En effet, depuis quelques années maintenant, le tatouage est devenu dans beaucoup de pays monnaie courante avec pas moins d'une personne sur quatre de tatouée. Pourtant, cet art reste malgré tout dans certains pays encore un tabou mal vu aux yeux de la société. En Corée du Sud plus précisément, beaucoup de problèmes persistent menant la vie dure aux tatoueurs et tatoués. Néanmoins autorisé dans les grandes lignes, la pratique d'implanter une aiguille dans la peau est toutefois vue comme un exercice illégal de la médecine. Et oui, ce geste aussi simple qu'il soit, seul un médecin reste apte à pratiquer le tatouage. Le tatoueur, n'ayant pour la plupart du temps aucun des diplômes nécessaires pour ça, est considéré comme un hors-la-loi aux yeux de la justice, encourant de ce fait bon nombre de problèmes allant de la simple leçon de moral à la prison. En 2003 par exemple, il y a eu pas moins de 107 tatoueurs coréens arrêtés pour exercice illégal de la médecine, mais pour la plupart la seule sentence fut une amende bien salée et une bonne leçon de moral. Alors oui, pour vivre heureux avec ce métier en Corée, il faut savoir vivre caché et ce pays en est le bon exemple ! Il sera très rare que vous voyez un salon de tatouage à même la rue comme on en trouve dans nos pays, les tatoueurs s'implantant principalement dans des appartements ou en sous-sol, cachés de la vue des habitants et de la police. Ce monde où personne ne sait rien, personne n'entend rien et personne n'a jamais rien vu est l'envers du décor des meilleurs tatoueurs coréens. 
Il faut aussi se rappeler que la culture coréenne et toute leur vie sont basées sur un code très simple : le confucianisme. La morale veut que le corps soit ici un don sacré que leur ancêtre leur a offert et de ce fait le souiller avec des desseins sur la peau est vu comme une trahison envers eux. Pour une personne coréenne, c'est une obligation, que dis-je, un devoir de préserver cette enveloppe dans le meilleur état possible, en prenant soin de son esprit, de ce corps, en le soignant et l'aimant, entrainant de ce fait une forme de réticence au tatouage. De plus, n'oublions pas que la beauté est là-bas l'un des critères les plus importants. On parle même ici de Sinch'e Palbu, c'est-à-dire l’intégrité absolue de l’ensemble corps(sinch’e)-cheveux(pal)-peau(pu). Alors vous le comprendrez très vite, le tatouage dégrade la peau, ce n'est pas beau, ce n'est pas esthétique, et ça fait de vous une personne mauvaise pour la société. Pourtant comme une note positive, même le Sinch'e Palbu change aujourd'hui avec le pays où la chirurgie esthétique est devenue aussi commune qu'aller chercher une baguette de pain, mais ceci est une autre histoire encore.

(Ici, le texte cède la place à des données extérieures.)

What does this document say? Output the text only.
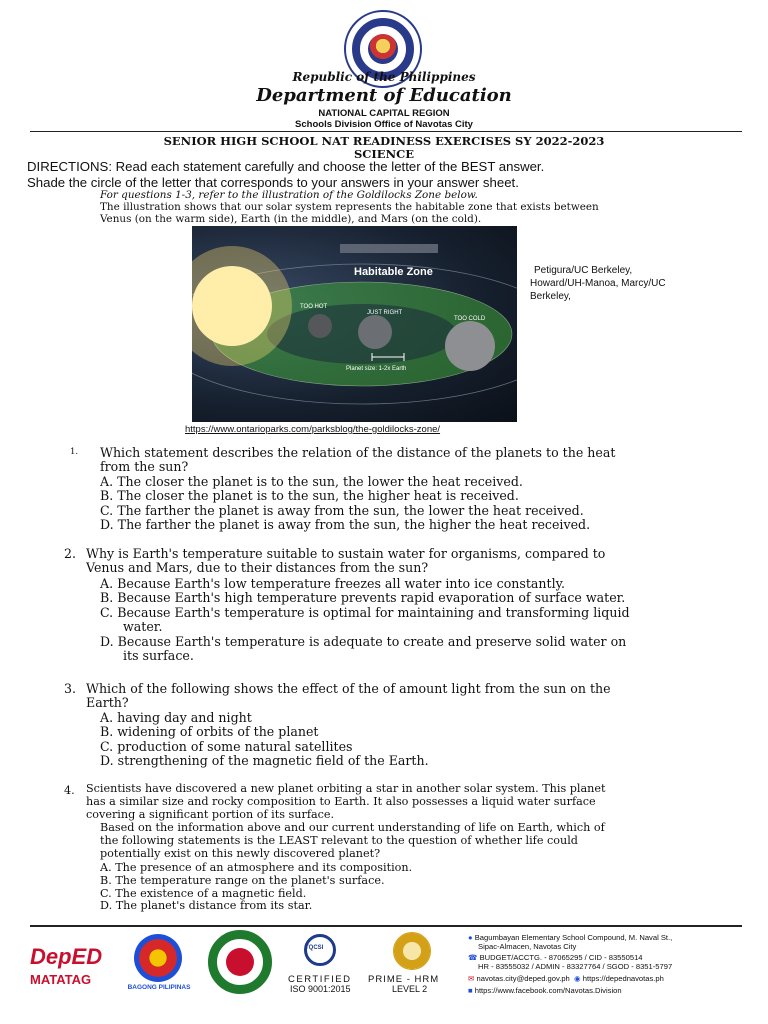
Republic of the Philippines
Department of Education
NATIONAL CAPITAL REGION
Schools Division Office of Navotas City
SENIOR HIGH SCHOOL NAT READINESS EXERCISES SY 2022-2023
SCIENCE
DIRECTIONS: Read each statement carefully and choose the letter of the BEST answer.
Shade the circle of the letter that corresponds to your answers in your answer sheet.
For questions 1-3, refer to the illustration of the Goldilocks Zone below.
The illustration shows that our solar system represents the habitable zone that exists between
Venus (on the warm side), Earth (in the middle), and Mars (on the cold).
Habitable Zone
TOO HOT
JUST RIGHT
TOO COLD
Planet size: 1-2x Earth
Petigura/UC Berkeley,
Howard/UH-Manoa, Marcy/UC
Berkeley,
https://www.ontarioparks.com/parksblog/the-goldilocks-zone/
1. Which statement describes the relation of the distance of the planets to the heat
from the sun?
A. The closer the planet is to the sun, the lower the heat received.
B. The closer the planet is to the sun, the higher heat is received.
C. The farther the planet is away from the sun, the lower the heat received.
D. The farther the planet is away from the sun, the higher the heat received.
2. Why is Earth's temperature suitable to sustain water for organisms, compared to
Venus and Mars, due to their distances from the sun?
A. Because Earth's low temperature freezes all water into ice constantly.
B. Because Earth's high temperature prevents rapid evaporation of surface water.
C. Because Earth's temperature is optimal for maintaining and transforming liquid
water.
D. Because Earth's temperature is adequate to create and preserve solid water on
its surface.
3. Which of the following shows the effect of the of amount light from the sun on the
Earth?
A. having day and night
B. widening of orbits of the planet
C. production of some natural satellites
D. strengthening of the magnetic field of the Earth.
4. Scientists have discovered a new planet orbiting a star in another solar system. This planet
has a similar size and rocky composition to Earth. It also possesses a liquid water surface
covering a significant portion of its surface.
Based on the information above and our current understanding of life on Earth, which of
the following statements is the LEAST relevant to the question of whether life could
potentially exist on this newly discovered planet?
A. The presence of an atmosphere and its composition.
B. The temperature range on the planet's surface.
C. The existence of a magnetic field.
D. The planet's distance from its star.
DepED
MATATAG
BAGONG PILIPINAS
TQCSI
CERTIFIED
ISO 9001:2015
PRIME - HRM
LEVEL 2
● Bagumbayan Elementary School Compound, M. Naval St.,
Sipac-Almacen, Navotas City
☎ BUDGET/ACCTG. - 87065295 / CID - 83550514
HR - 83555032 / ADMIN - 83327764 / SGOD - 8351-5797
✉ navotas.city@deped.gov.ph ◉ https://depednavotas.ph
■ https://www.facebook.com/Navotas.Division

Quoi qu'il en soit aujourd'hui l'image du tatouage en Corée n'est plus ce qu'il était il y a de ça 3 ans. Progressivement mais doucement aussi, les autorités commencent à être un peu moins regardantes aux petits salons et les tatouages se démocratisent un peu plus du moment où ils restent hors de vue dans le quotidien de nos petits coréens ( d'ailleurs vous seriez étonné de voir le nombre de personnes tatouées sous la chemise ). Les idoles sont aussi de plus en plus encrées montrant une forte occidentalisation du pays, on ne citera pas ici comme exemple G-DRAGON ou encore Jay Park . Dans les prochaines années à venir, le tatouage deviendra comme pour nous, un art à part entière qu'on aime admirer, du moins je l'espère. 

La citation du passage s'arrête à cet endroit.